Case Study 1 :WITHDRAWAL OF LIFE SUPPORT
Challenges
A 27 y/o patient, 7 months pregnant, developed stage III endometrial carcinoma without metastasis. The attending physician recommended total hysterectomy, explaining that without the operation, she risked death.
Question
The mother argues that a total hysterectomy amounts to killing her baby. Is the hysterectomy ethically acceptable?
Solutions
Here, a certain action (hysterectomy) produces at least two effects: a good one (cure of the mother) and a bad or evil one (death of the fetus). The principle of double effect analyses similar cases by dissecting the different components of the action, as follows.

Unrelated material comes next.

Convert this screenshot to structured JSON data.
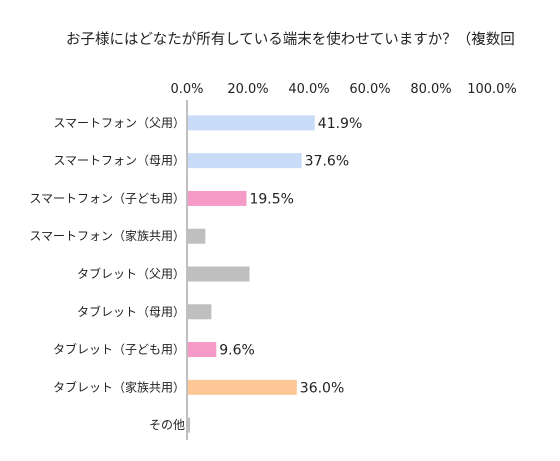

1. Considered in itself, the action contemplated (hysterectomy) holds no evil. In fact, it remains a routine procedure.
2. What one intends remains the good effect (cure of the mother), and not the evil effect (death of the fetus) which the team tries to avoid. If the fetus reached around 28 weeks or older, the medical team would try to save the baby as much as possible (but, sadly, in this case it proves impossible).
3. The bad effect never causes the good effect. That is, what causes the mother’s cure is not death of the fetus, but the removal of the cancerous tissues. (To see this more clearly: if she were not pregnant, she would still be cured through hysterectomy; if on the other hand the baby were directly killed and no hysterectomy were done, she would not be cured.)